Во взгляде Сатклиффа появились недоумение и насмешка.
— Enfin! — сказал он. — Такого нет в тексте! Вот уж не ожидал! Может быть, это неправда? Вам ведь очень нравится выискивать чужие самообманы…
— Подите вы к черту! — воскликнул Блэнфорд, прекрасно понимая, что чертыхнулся к месту.
— Вы спутали меня с Месье, — ответил толстяк. — Так?
— Так!
Сатклифф снисходительно хохотнул и с упреком погрозил пальцем своему соавтору.
— Вам ведь известно, что Аффад вернулся?
Блэнфорду это было неизвестно. Но тут в дверь постучали, и вошел Кейд.
— Вы звонили, сэр? — спросил он.
— Нет, Кейд. Не звонил.
Слуга выглядел удивленным и расстроенным.
— Но кто-то же звонил, — произнес он, уверенный в своей правоте, прежде чем повернуться и скрыться за дверью.

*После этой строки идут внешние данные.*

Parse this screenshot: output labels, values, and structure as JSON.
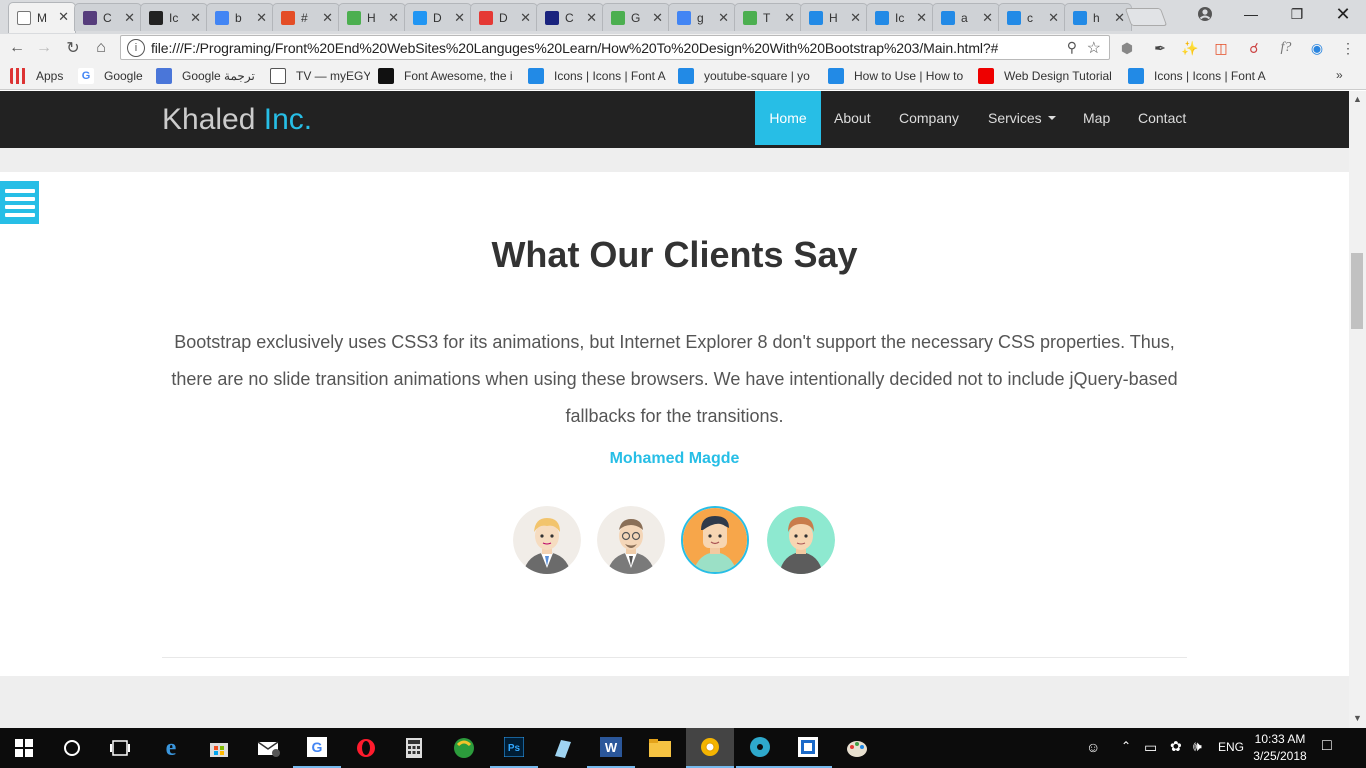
{
  "tabs": [
    {
      "title": "M",
      "fav": "doc",
      "color": "#ffffff",
      "active": true
    },
    {
      "title": "C",
      "fav": "B",
      "color": "#563d7c"
    },
    {
      "title": "Ic",
      "fav": "github",
      "color": "#222222"
    },
    {
      "title": "b",
      "fav": "G",
      "color": "#4285f4"
    },
    {
      "title": "#",
      "fav": "hex",
      "color": "#e44d26"
    },
    {
      "title": "H",
      "fav": "w3",
      "color": "#4caf50"
    },
    {
      "title": "D",
      "fav": "link",
      "color": "#2196f3"
    },
    {
      "title": "D",
      "fav": "f",
      "color": "#e53935"
    },
    {
      "title": "C",
      "fav": "dd",
      "color": "#1a237e"
    },
    {
      "title": "G",
      "fav": "chrome",
      "color": "#4caf50"
    },
    {
      "title": "g",
      "fav": "G",
      "color": "#4285f4"
    },
    {
      "title": "T",
      "fav": "w3",
      "color": "#4caf50"
    },
    {
      "title": "H",
      "fav": "fa",
      "color": "#228ae6"
    },
    {
      "title": "Ic",
      "fav": "fa",
      "color": "#228ae6"
    },
    {
      "title": "a",
      "fav": "fa",
      "color": "#228ae6"
    },
    {
      "title": "c",
      "fav": "fa",
      "color": "#228ae6"
    },
    {
      "title": "h",
      "fav": "fa",
      "color": "#228ae6"
    }
  ],
  "address": {
    "url": "file:///F:/Programing/Front%20End%20WebSites%20Languges%20Learn/How%20To%20Design%20With%20Bootstrap%203/Main.html?#"
  },
  "bookmarks": [
    {
      "label": "Apps",
      "icon": "apps-grid-icon"
    },
    {
      "label": "Google",
      "icon": "google-icon"
    },
    {
      "label": "Google ترجمة",
      "icon": "translate-icon"
    },
    {
      "label": "TV — myEGY",
      "icon": "page-icon"
    },
    {
      "label": "Font Awesome, the i",
      "icon": "flag-icon"
    },
    {
      "label": "Icons | Icons | Font A",
      "icon": "fa-icon"
    },
    {
      "label": "youtube-square | yo",
      "icon": "fa-icon"
    },
    {
      "label": "How to Use | How to",
      "icon": "fa-icon"
    },
    {
      "label": "Web Design Tutorial",
      "icon": "youtube-icon"
    },
    {
      "label": "Icons | Icons | Font A",
      "icon": "fa-icon"
    }
  ],
  "site": {
    "brand_main": "Khaled",
    "brand_accent": "Inc.",
    "nav": [
      "Home",
      "About",
      "Company",
      "Services",
      "Map",
      "Contact"
    ],
    "accent_color": "#27bee6"
  },
  "testimonials": {
    "heading": "What Our Clients Say",
    "quote": "Bootstrap exclusively uses CSS3 for its animations, but Internet Explorer 8 don't support the necessary CSS properties. Thus, there are no slide transition animations when using these browsers. We have intentionally decided not to include jQuery-based fallbacks for the transitions.",
    "author": "Mohamed Magde",
    "avatars": [
      "avatar-blond-man",
      "avatar-glasses-man",
      "avatar-dark-hair-man",
      "avatar-young-man"
    ],
    "selected_index": 2
  },
  "taskbar": {
    "apps": [
      "start",
      "cortana",
      "task-view",
      "edge",
      "store",
      "mail",
      "chrome",
      "opera",
      "calculator",
      "idm",
      "photoshop",
      "notepad",
      "word",
      "explorer",
      "chrome-canary",
      "media",
      "brackets",
      "paint"
    ],
    "language": "ENG",
    "time": "10:33 AM",
    "date": "3/25/2018"
  }
}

— А где Аффад? Почему он не подает признаков жизни? — спросил Блэнфорд.
Сатклифф, чинивший карандаш, пожал плечами.
— Откуда мне знать? Я еще не забыл его с Констанс романтических потрясений и не смел упомянуть о нем, чтобы не расстроить ее.
— Полагаю, — раздраженно проговорил Блэнфорд, — что мы все ведем себя, как компания старых дев, и в результате попросту потворствуем ее эго — несчастному эго, насколько я понимаю!
Сатклифф поглядел на него с иронической улыбкой.
— Скажите пожалуйста! Какие душевные муки! Я думаю, пусть Аффад сам, когда объявится, разберется в своих делах.
На другой день Аффад неожиданно появился в старом баре «Навигация» — правда, днем Констанс бывала там очень редко, обычно она освобождалась вечером. Но как раз в этот день она прошлась пешком до бара, чтобы перехватить Сатклиффа и рассказать ему о Трэш — а ее уговорили немного посидеть и выпить вместе со всеми.
Подъехал автомобиль, и у Констанс упало сердце — она всем своим существом почувствовала опасность — знакомая фигура появилась за стеклянной двери, когда послышался звон колокольчика, а потом дверь распахнулась. На пороге стоял Аффад, который как будто отсутствовал несколько столетий, хотя прошло всего несколько месяцев. Первым побуждением Констанс было отвернуться, может быть, даже сбежать, но она повела себя совсем по-другому. Она встала и пошла навстречу Аффаду с приветливой улыбкой на губах, перехватив его, когда он еще не успел войти в зал, и поцеловала, то есть, можно сказать, вложила цветок в дуло ружья.
— Мы разговариваем или нет? Я забыла, — как ни в чем не бывало, произнесла Констанс. Это прозвучало вызывающе, даже нагловато, о чем она тотчас пожалела, едва заметила, как похудел и побледнел Аффад, как неуверенно он держится.
— Конечно же, разговариваем, — ответил он тихо, тоже как ни в чем не бывало. — Я должен поблагодарить тебя, вот только не знаю, как.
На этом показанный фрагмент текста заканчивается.